Brunfelsia will grow much slower than the Confederate Rose above, and they tend to like being in the partial shade, but they can be widely adapted to most any landscape. Most specimen plants I have seen top out at about four to five feet in height. Garden centers do carry these plants, but selection is usually limited to just a few plants. When selecting your plant be sure to pick out the largest plant or at least the plant with the thickest stem. Plant your new treasure in an area that receives morning sun and afternoon shade. I have seen many of these plants succumb to the heat of the day so make sure your plants are amply watered and receive shade during the afternoon heat.
If a large or medium-sized plant does not work in your yard, then I have a suggestion of a beautiful vine that may fit your landscape and still give you the color change you desire. Rangoon Creeper, or Quisqualis, is a prolific bloomer as the flower’s age, the color show begins. When the blooms first appear, you will notice a spray of white flowers. Each flower will change color during the day into pink, then red. Because hundreds of flowers may be on the plant at any one time, you may see all three colors together giving you a show stopper in your garden. Another benefit of this small vine is the fact that you can train this plant on a six-foot trellis, or if you want, you can plant it in a container. I would recommend that if you use a container, then you should pick out a fifteen-gallon container and fill it with a good quality potting soil. You should purchase at least a three-gallon plant and put it in the center of the container. In time, your plant will produce thousands of blossoms for your enjoyment. Remember that trimming this vine will encourage new growth and more flowers! Best of all, the flowers have a nice fragrance.

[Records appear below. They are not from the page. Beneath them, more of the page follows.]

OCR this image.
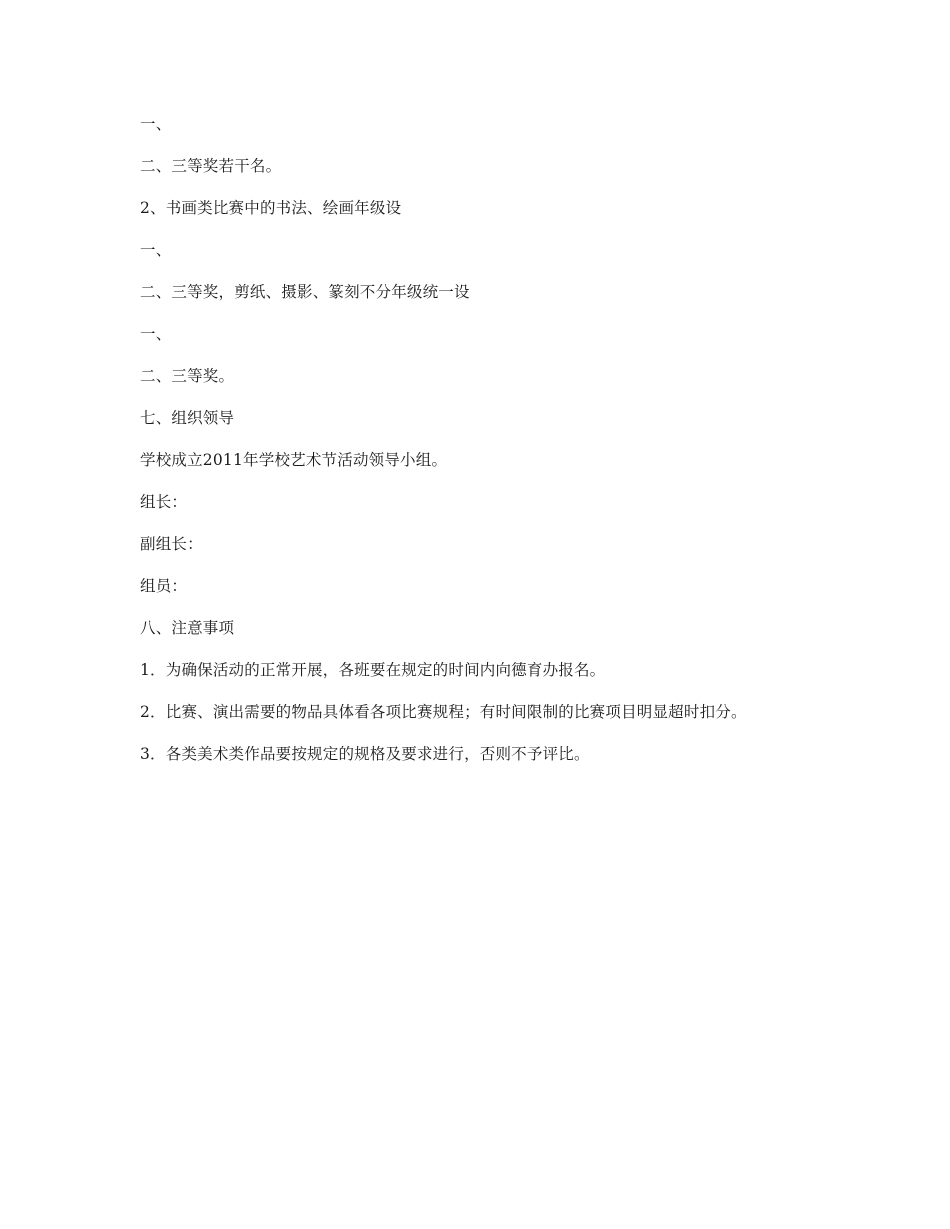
一、

二、三等奖若干名。

2、书画类比赛中的书法、绘画年级设

一、

二、三等奖，剪纸、摄影、篆刻不分年级统一设

一、

二、三等奖。

七、组织领导

学校成立2011年学校艺术节活动领导小组。

组长：

副组长：

组员：

八、注意事项

1．为确保活动的正常开展，各班要在规定的时间内向德育办报名。

2．比赛、演出需要的物品具体看各项比赛规程；有时间限制的比赛项目明显超时扣分。

3．各类美术类作品要按规定的规格及要求进行，否则不予评比。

The last plant I will talk about is the Mahoe or Hibiscus tiliaceus. If you have a large open area in the landscape that you would like to fill, then this plant may be for you. The Mahoe is a spreading evergreen shrub/tree that can grow to twenty feet. This plant can take full sun and is tolerant of salt water. If you live along the beach and have been looking for a large plant to screen off an area, then you need to try this plant. I know some people that have wanted to hide an ugly fence or put a screen between a noisy neighbor and a private sitting area. If this sounds like you, then the Mahoe could fill that need.
Although this tree can grow tall over time, the true show starts when the blossoms are produced throughout the year. Blossoms start out by opening to a beautiful yellow colored flower. These yellow flowers will gradually turn red by late afternoon. One of its best features is that this plant is easily grown from cuttings. If you have a friend or neighbor who is currently growing this plant, then just take a few tip cuttings and plant them in one-gallon containers. Water them well and in about a month or so you will have several plants to use in your landscape. Make sure to water this plant during dry spells as drought conditions can injure the plant.
Growing new plants can be fun, especially when you start them from cuttings. The plants mentioned in this article will give you a little extra by turning colors during the day. Water these plants well and pay attention to insect populations when spotted. Good luck growing your garden and remember, without plants, we would not be here.